Pavel Panchekha

By

Share under CC-BY-SA.

Optimal Heap Limits for Generational GCs

In MemBalancer, my student Marisa and I came up with a novel correctness property for garbage collection heap limits, which we called "compositionality", derived compositional heap limits for a basic one-generation garbage collector, and showed that this new heap limit lead to big reductions in memory usage for Chrome's V8 JavaScript runtime. But actually V8 uses a generational GC, and compositional heap limits for that are much harder to derive.

Compositional heap limits

Any time you have a garbage collector, you have to decide when it will actually collect garbage. There are lots of possible ways to decide this, but a popular one uses a "heap limit": you set a maximum amount of memory that the program can use, and then if memory is allocated past that limit the garbage collector runs.

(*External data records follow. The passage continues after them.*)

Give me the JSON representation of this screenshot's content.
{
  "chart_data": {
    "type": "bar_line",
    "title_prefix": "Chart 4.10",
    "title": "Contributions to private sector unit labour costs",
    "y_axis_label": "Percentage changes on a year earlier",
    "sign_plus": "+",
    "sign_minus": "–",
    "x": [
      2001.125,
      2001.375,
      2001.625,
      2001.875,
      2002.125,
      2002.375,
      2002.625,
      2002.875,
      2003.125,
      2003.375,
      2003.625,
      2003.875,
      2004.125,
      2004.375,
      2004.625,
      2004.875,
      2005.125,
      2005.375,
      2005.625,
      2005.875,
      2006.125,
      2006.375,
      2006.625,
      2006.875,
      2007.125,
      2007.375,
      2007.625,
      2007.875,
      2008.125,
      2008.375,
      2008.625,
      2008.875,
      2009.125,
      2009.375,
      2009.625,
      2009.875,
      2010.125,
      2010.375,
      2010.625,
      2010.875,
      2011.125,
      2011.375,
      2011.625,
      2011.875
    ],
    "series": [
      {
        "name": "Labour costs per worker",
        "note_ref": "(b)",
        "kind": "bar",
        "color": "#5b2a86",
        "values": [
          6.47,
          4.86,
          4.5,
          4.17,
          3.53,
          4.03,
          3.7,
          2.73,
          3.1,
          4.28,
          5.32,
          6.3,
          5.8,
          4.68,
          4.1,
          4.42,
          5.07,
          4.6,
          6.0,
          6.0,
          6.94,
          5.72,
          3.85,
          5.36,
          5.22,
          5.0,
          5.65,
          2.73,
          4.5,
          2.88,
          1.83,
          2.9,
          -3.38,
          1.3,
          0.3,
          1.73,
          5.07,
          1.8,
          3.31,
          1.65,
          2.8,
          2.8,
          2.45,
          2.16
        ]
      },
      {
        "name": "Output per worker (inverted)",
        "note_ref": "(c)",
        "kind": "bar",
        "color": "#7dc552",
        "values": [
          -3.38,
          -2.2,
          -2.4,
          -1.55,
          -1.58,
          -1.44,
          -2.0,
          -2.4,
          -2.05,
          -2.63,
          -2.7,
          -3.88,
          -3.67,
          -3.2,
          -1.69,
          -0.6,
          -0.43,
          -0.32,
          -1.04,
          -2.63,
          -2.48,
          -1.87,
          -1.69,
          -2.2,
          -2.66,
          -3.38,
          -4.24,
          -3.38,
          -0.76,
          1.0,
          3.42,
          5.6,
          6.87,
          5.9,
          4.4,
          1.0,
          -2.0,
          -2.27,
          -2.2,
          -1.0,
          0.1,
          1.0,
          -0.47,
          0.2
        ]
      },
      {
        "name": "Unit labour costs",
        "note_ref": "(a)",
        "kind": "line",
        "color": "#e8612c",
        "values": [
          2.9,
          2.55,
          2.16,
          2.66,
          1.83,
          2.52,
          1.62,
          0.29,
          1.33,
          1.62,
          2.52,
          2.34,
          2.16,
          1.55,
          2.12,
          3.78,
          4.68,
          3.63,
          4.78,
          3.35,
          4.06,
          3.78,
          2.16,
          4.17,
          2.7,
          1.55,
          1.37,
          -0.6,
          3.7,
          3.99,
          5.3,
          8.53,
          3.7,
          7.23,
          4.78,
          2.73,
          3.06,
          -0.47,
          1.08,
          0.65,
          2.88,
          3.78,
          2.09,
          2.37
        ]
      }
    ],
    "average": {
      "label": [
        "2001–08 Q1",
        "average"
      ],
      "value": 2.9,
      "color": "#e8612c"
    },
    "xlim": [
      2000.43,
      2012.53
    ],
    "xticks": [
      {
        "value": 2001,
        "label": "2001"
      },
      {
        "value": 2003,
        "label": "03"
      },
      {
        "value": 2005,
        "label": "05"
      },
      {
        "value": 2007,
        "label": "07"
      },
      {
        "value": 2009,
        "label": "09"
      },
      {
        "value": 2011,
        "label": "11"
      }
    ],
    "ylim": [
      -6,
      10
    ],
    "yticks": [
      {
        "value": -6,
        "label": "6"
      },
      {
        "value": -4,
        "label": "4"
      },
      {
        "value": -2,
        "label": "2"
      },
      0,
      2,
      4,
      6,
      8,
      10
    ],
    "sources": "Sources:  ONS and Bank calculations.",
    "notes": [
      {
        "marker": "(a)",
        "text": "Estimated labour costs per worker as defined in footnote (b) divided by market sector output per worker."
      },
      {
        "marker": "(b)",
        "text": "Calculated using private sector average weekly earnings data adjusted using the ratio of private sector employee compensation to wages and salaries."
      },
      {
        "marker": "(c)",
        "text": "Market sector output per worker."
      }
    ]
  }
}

So then the question is what the heap limit should be. It's a trade-off: a higher heap limit means using more memory but spending less time collecting, and vice versa. So the rule might look like just a matter of taste, but in the MemBalancer paper we introduced a new way to think about it.

The idea is: suppose you have two garbage-collected programs. Then they have a total memory use and a total time collecting garbage. For a single program, any heap limit is pareto-optimal, but surprisingly some combinations of heap limits for two programs are not! For example, you could have one program that uses a huge amount of memory, and another that uses basically no memory and spends a huge time collecting. In total, there's a lot of memory and a lot of garbage collection, and you could reallocate a bit of memory from the first to the second to get a strictly better situation. But it is possible to set the heap limit in just the right way, and in that case multiple programs will also be pareto-optimal.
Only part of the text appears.